Multiple bills were announced and moved to the suspense file without substantive committee debate. Examples recorded by the clerk and chair included SB 46 (Umberg), SB 342 (Umberg), SB 490 (Umberg), SB 574 (Umberg), SB 58 (Padilla), SB 73 (Cervantes), SB 99 (Blake Sperry), SB 247 (Smallwood Cuevas), SB 288 (Sayardo), SB 327 (McNerney), SB 347 (Choi), SB 417 (Cabaldon), SB 828 (Cabaldon), SB 492 (Menjivar), SB 501 (Allen), SB 557 (Hurtado), SB 623 (Archuleta), SB 667 (Archuleta), SB 742 (Perez), SB 747 (Wiener), SB 811 (Caballero), SB 837 (Reyes) and SB 849 (Weber Pearson). Each of these measures was announced, opened for testimony (where present), and then placed on the suspense file "without objection." The committee chair recorded there were 25 measures on the agenda that met criteria for referral to the suspense file.
Several bills drew brief testimony in support from organizational representatives. Clifton Wilson spoke in support of SB 758 on behalf of the boards of supervisors for Humboldt, Kern and Tulare counties.

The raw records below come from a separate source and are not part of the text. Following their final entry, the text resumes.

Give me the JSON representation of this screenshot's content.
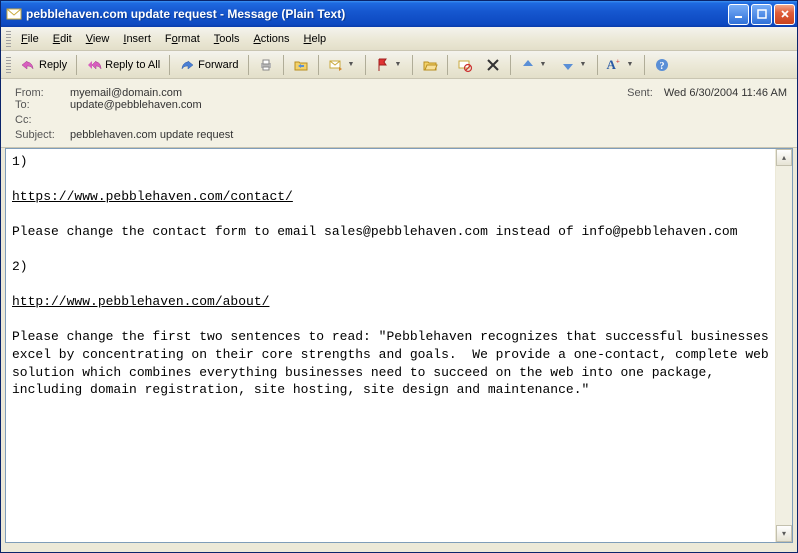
{
  "window": {
    "title": "pebblehaven.com update request - Message (Plain Text)"
  },
  "menu": {
    "file": "File",
    "edit": "Edit",
    "view": "View",
    "insert": "Insert",
    "format": "Format",
    "tools": "Tools",
    "actions": "Actions",
    "help": "Help"
  },
  "toolbar": {
    "reply": "Reply",
    "reply_all": "Reply to All",
    "forward": "Forward"
  },
  "headers": {
    "from_label": "From:",
    "from": "myemail@domain.com",
    "sent_label": "Sent:",
    "sent": "Wed 6/30/2004 11:46 AM",
    "to_label": "To:",
    "to": "update@pebblehaven.com",
    "cc_label": "Cc:",
    "cc": "",
    "subject_label": "Subject:",
    "subject": "pebblehaven.com update request"
  },
  "body": {
    "line1": "1)",
    "url1": "https://www.pebblehaven.com/contact/",
    "para1": "Please change the contact form to email sales@pebblehaven.com instead of info@pebblehaven.com",
    "line2": "2)",
    "url2": "http://www.pebblehaven.com/about/",
    "para2": "Please change the first two sentences to read: \"Pebblehaven recognizes that successful businesses excel by concentrating on their core strengths and goals.  We provide a one-contact, complete web solution which combines everything businesses need to succeed on the web into one package, including domain registration, site hosting, site design and maintenance.\""
  },
  "colors": {
    "titlebar_start": "#3b91f3",
    "titlebar_end": "#0a3caa",
    "chrome_bg": "#ece9d8"
  }
}
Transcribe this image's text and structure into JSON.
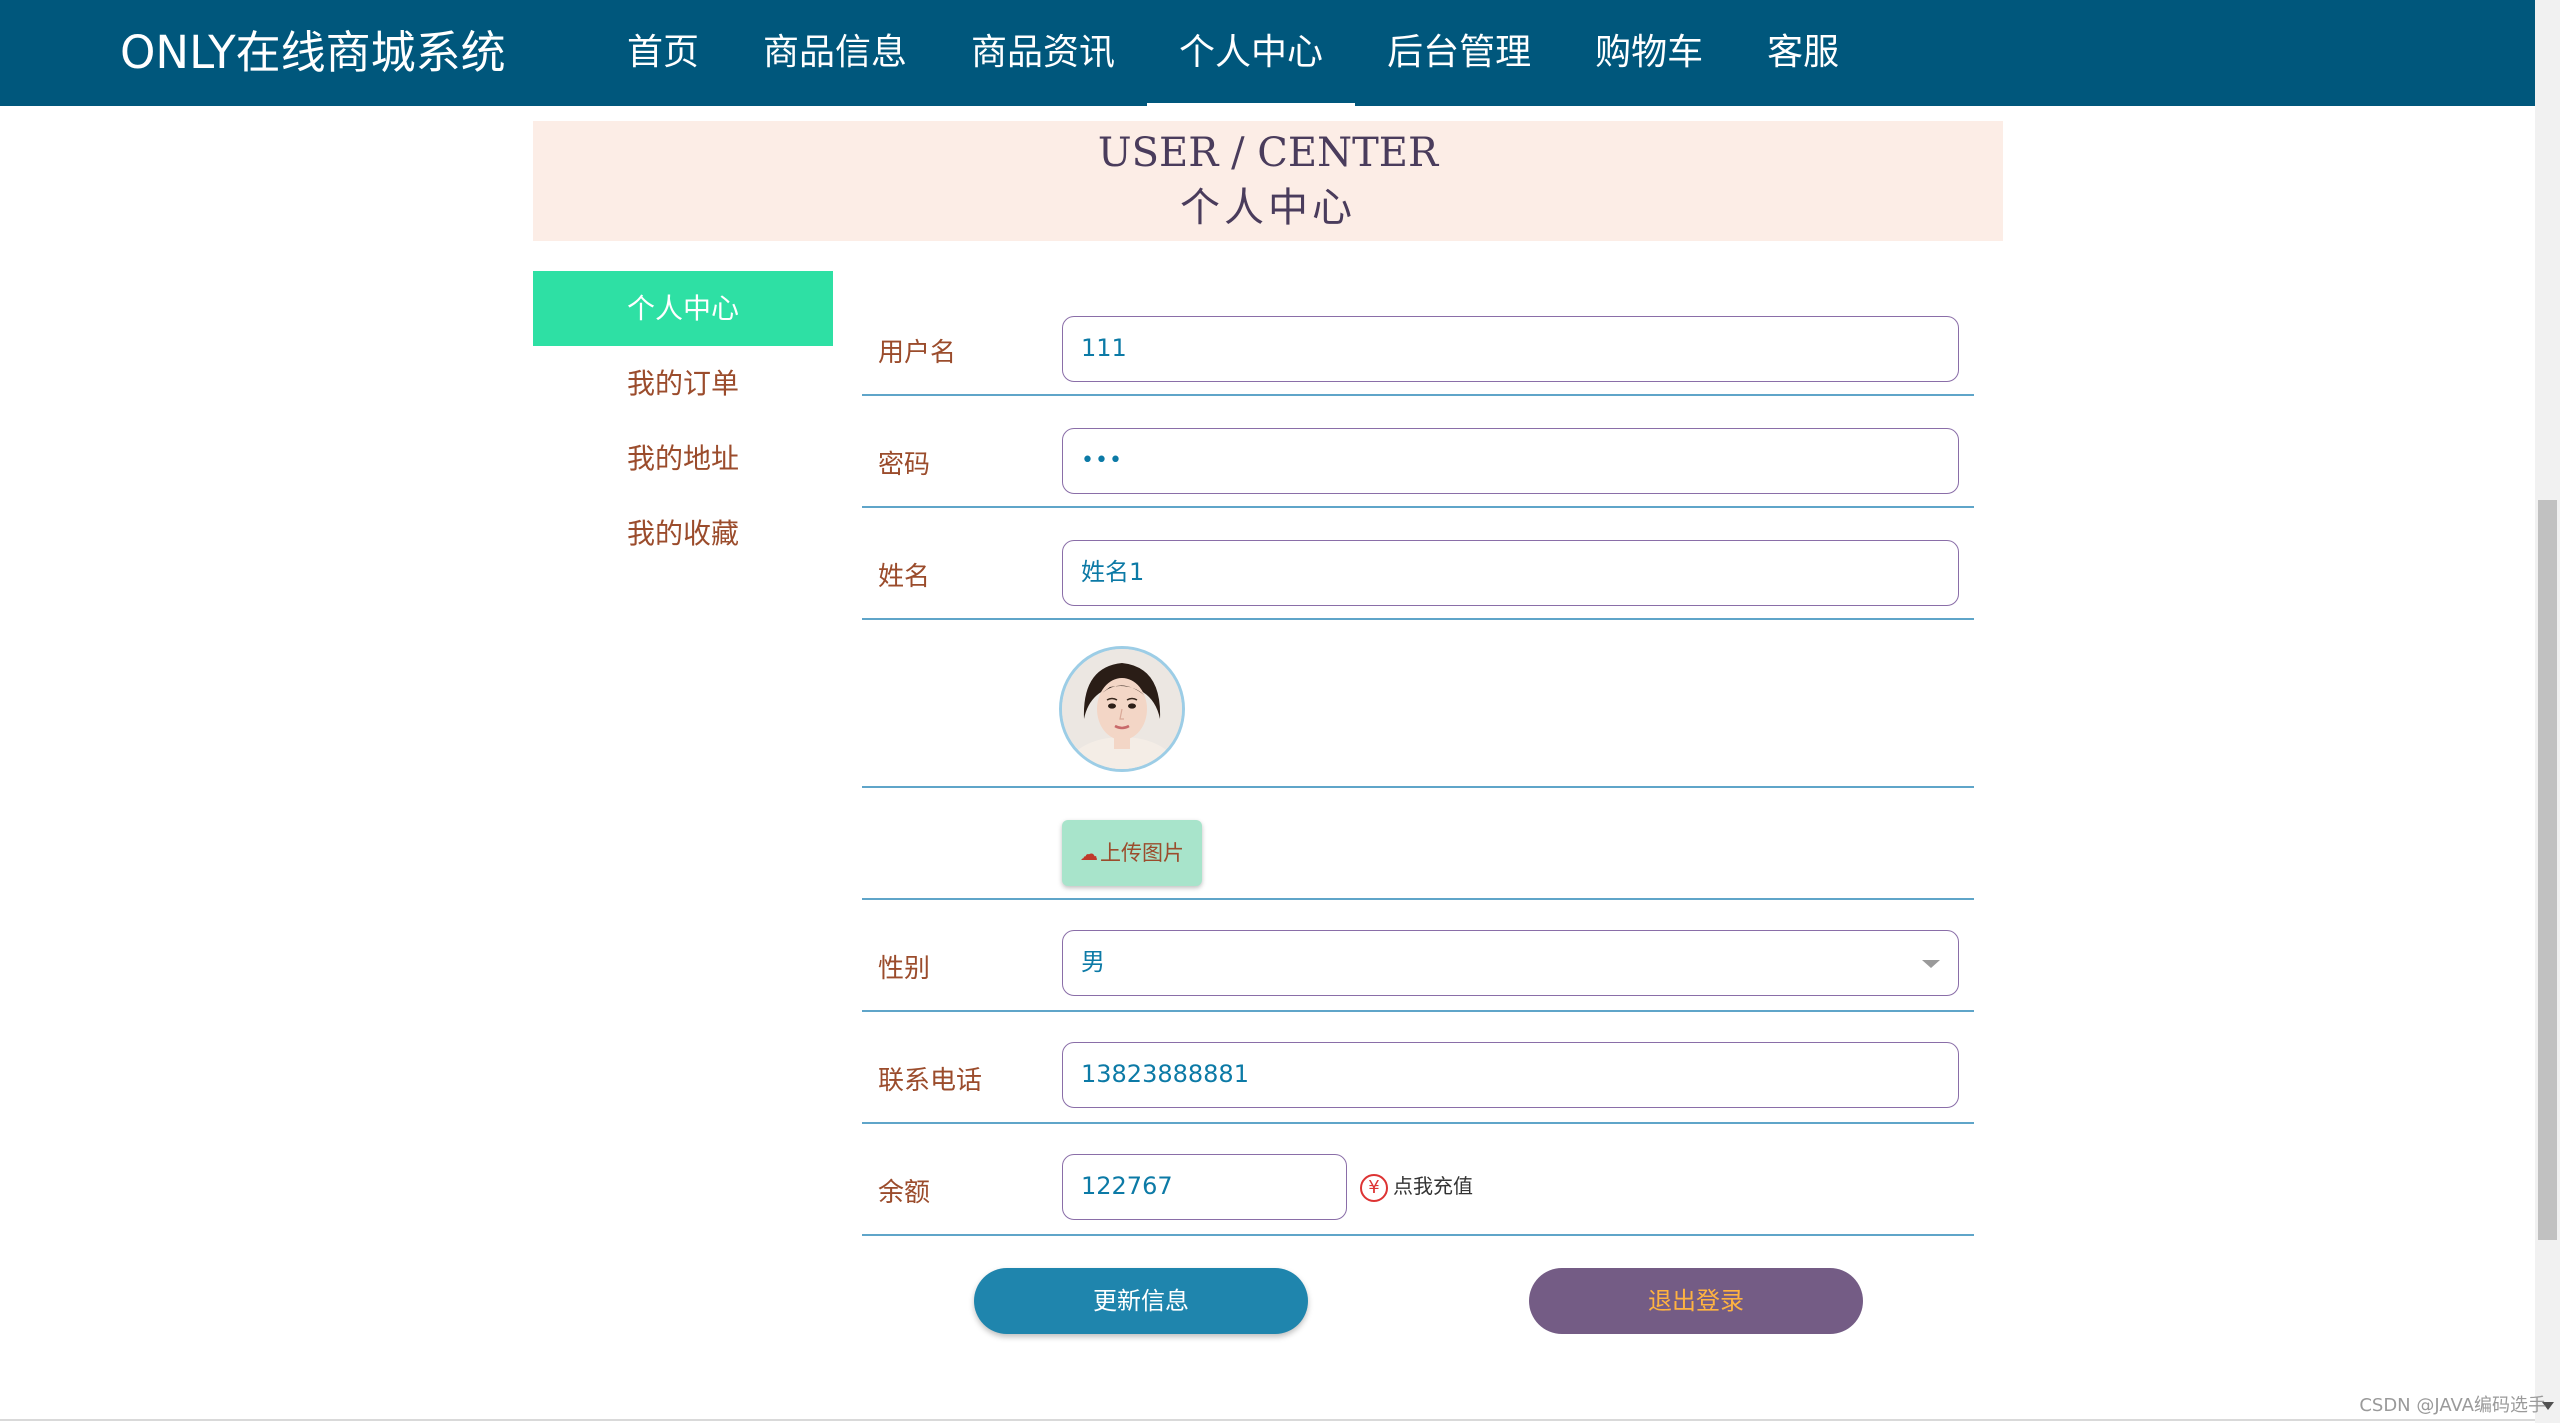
{
  "header": {
    "brand": "ONLY在线商城系统",
    "nav": [
      "首页",
      "商品信息",
      "商品资讯",
      "个人中心",
      "后台管理",
      "购物车",
      "客服"
    ],
    "active_nav": "个人中心"
  },
  "banner": {
    "en": "USER / CENTER",
    "cn": "个人中心"
  },
  "sidebar": {
    "items": [
      {
        "label": "个人中心",
        "active": true
      },
      {
        "label": "我的订单",
        "active": false
      },
      {
        "label": "我的地址",
        "active": false
      },
      {
        "label": "我的收藏",
        "active": false
      }
    ]
  },
  "form": {
    "username": {
      "label": "用户名",
      "value": "111"
    },
    "password": {
      "label": "密码",
      "value": "•••"
    },
    "name": {
      "label": "姓名",
      "value": "姓名1"
    },
    "avatar_icon": "avatar-photo",
    "upload_label": "上传图片",
    "gender": {
      "label": "性别",
      "value": "男"
    },
    "phone": {
      "label": "联系电话",
      "value": "13823888881"
    },
    "balance": {
      "label": "余额",
      "value": "122767",
      "recharge_label": "点我充值",
      "currency_symbol": "¥"
    }
  },
  "actions": {
    "update_label": "更新信息",
    "logout_label": "退出登录"
  },
  "watermark": "CSDN @JAVA编码选手",
  "colors": {
    "topbar": "#00577c",
    "banner_bg": "#fcede6",
    "side_active": "#2ee0a4",
    "label": "#9b4c2c",
    "input_text": "#0c7aa6",
    "update_btn": "#1f85ad",
    "logout_btn": "#745c85",
    "logout_text": "#ffb340"
  }
}
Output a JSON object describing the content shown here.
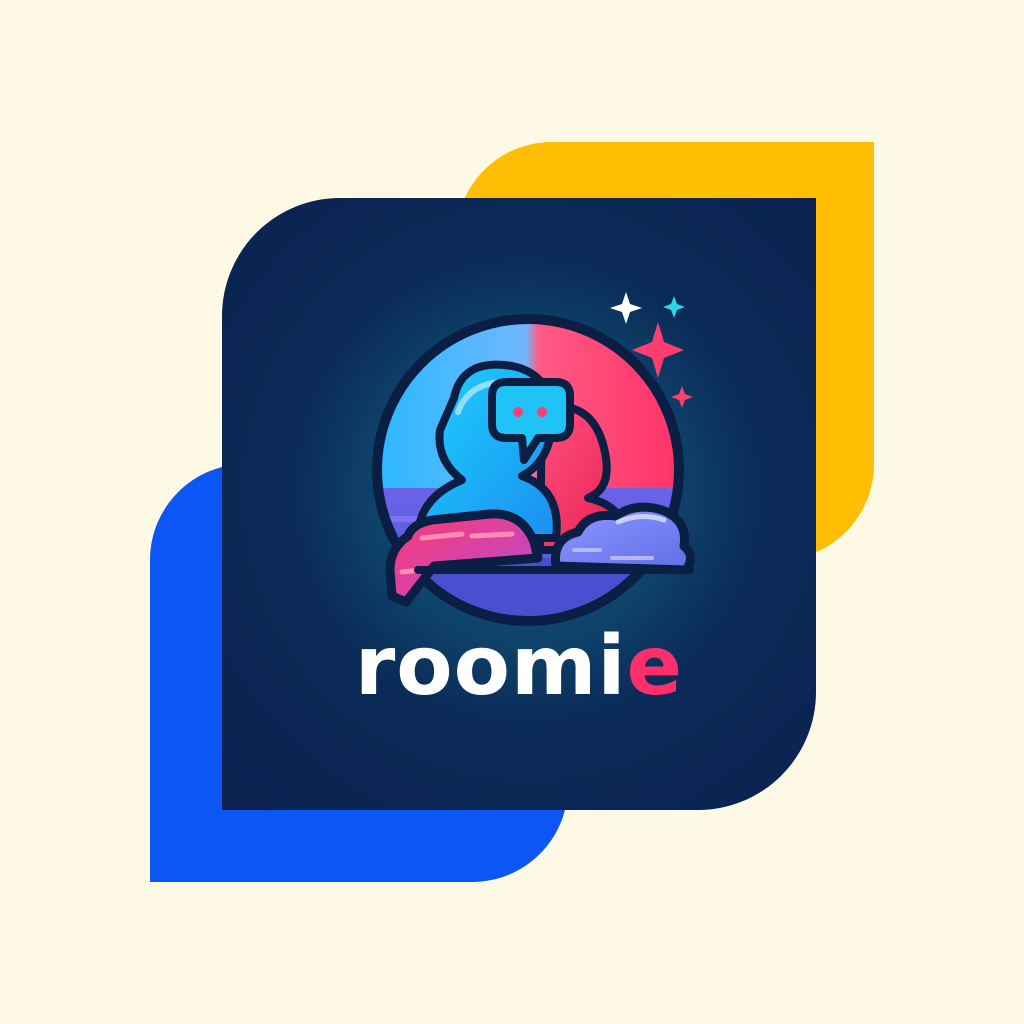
{
  "brand": {
    "name_part1": "roomi",
    "name_part2": "e",
    "colors": {
      "background": "#fef9e4",
      "yellow_shape": "#ffbd03",
      "blue_shape": "#0b56f5",
      "card": "#0b2150",
      "accent_pink": "#ff2f6b",
      "accent_cyan": "#19c6f5",
      "wordmark_white": "#ffffff"
    },
    "icons": [
      "chat-bubble-icon",
      "person-icon",
      "cloud-icon",
      "sparkle-icon"
    ]
  }
}
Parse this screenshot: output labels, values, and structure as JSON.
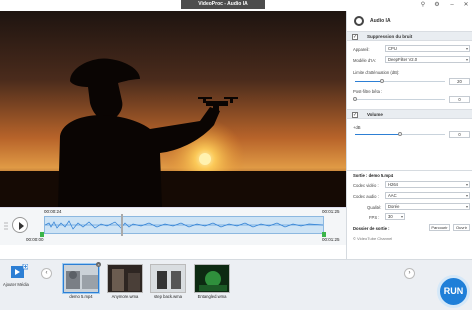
{
  "window": {
    "title": "VideoProc - Audio IA",
    "buttons": {
      "pin": "⚲",
      "settings": "⚙",
      "minimize": "–",
      "close": "✕"
    }
  },
  "timeline": {
    "current_time": "00:00:24",
    "end_time": "00:01:25",
    "start_time": "00:00:00",
    "end_time_bottom": "00:01:25"
  },
  "panel": {
    "title": "Audio IA",
    "noise_section": {
      "label": "Suppression du bruit",
      "checked": true,
      "device_label": "Appareil:",
      "device_value": "CPU",
      "model_label": "Modèle d'IA:",
      "model_value": "DeepFilter V2.0",
      "limit_label": "Limite d'atténuation (dB):",
      "limit_value": "20",
      "limit_level": 0.3,
      "postfilter_label": "Post-filtre bêta :",
      "postfilter_value": "0",
      "postfilter_level": 0.0
    },
    "volume_section": {
      "label": "Volume",
      "checked": true,
      "db_label": "+dB",
      "db_value": "0",
      "db_level": 0.5
    },
    "output": {
      "label": "Sortie : demo 5.mp4",
      "video_codec_label": "Codec vidéo :",
      "video_codec_value": "H264",
      "audio_codec_label": "Codec audio :",
      "audio_codec_value": "AAC",
      "quality_label": "Qualité:",
      "quality_value": "Dorée",
      "fps_label": "FPS :",
      "fps_value": "30",
      "folder_label": "Dossier de sortie :",
      "browse_button": "Parcourir",
      "open_button": "Ouvrir",
      "channel_link": "© VideoTube Channel"
    }
  },
  "bottom": {
    "add_media_label": "Ajouter Média",
    "files": [
      {
        "name": "demo 5.mp4",
        "active": true
      },
      {
        "name": "Anymore.wma",
        "active": false
      },
      {
        "name": "step back.wma",
        "active": false
      },
      {
        "name": "Entangled.wma",
        "active": false
      }
    ],
    "run_label": "RUN"
  },
  "colors": {
    "accent": "#1f7fd8",
    "title_bar": "#4d4d4d",
    "waveform": "#2d7fd4",
    "trim_handle": "#3bb54a"
  }
}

Housing and homelessness-related supporters (Marina Espinosa for the California Housing Consortium; Nathalie Spivak of Housing California; Bridal Agusto for the California Coalition for Rural Housing and Self Help Enterprises; Alicia Deans for Sacramento-area congregations) spoke in support of SB 417. Opposition testimony was limited but noted: Jack Worson of NOSMEN, representing the Motorcycle Industry Council, stated an "opposed unless amended" position on SB 501.
The Department of Finance advised the committee it would not comment on bills before the committee this morning. Following the routine for suspense-file candidates, the chair moved each bill to the suspense file; motions were handled "without objection" and no roll-call vote was recorded on the individual referrals. The committee adjourned after completing the agenda and recorded that Senator Richardson arrived late and voted consistently with the members present earlier in the hearing.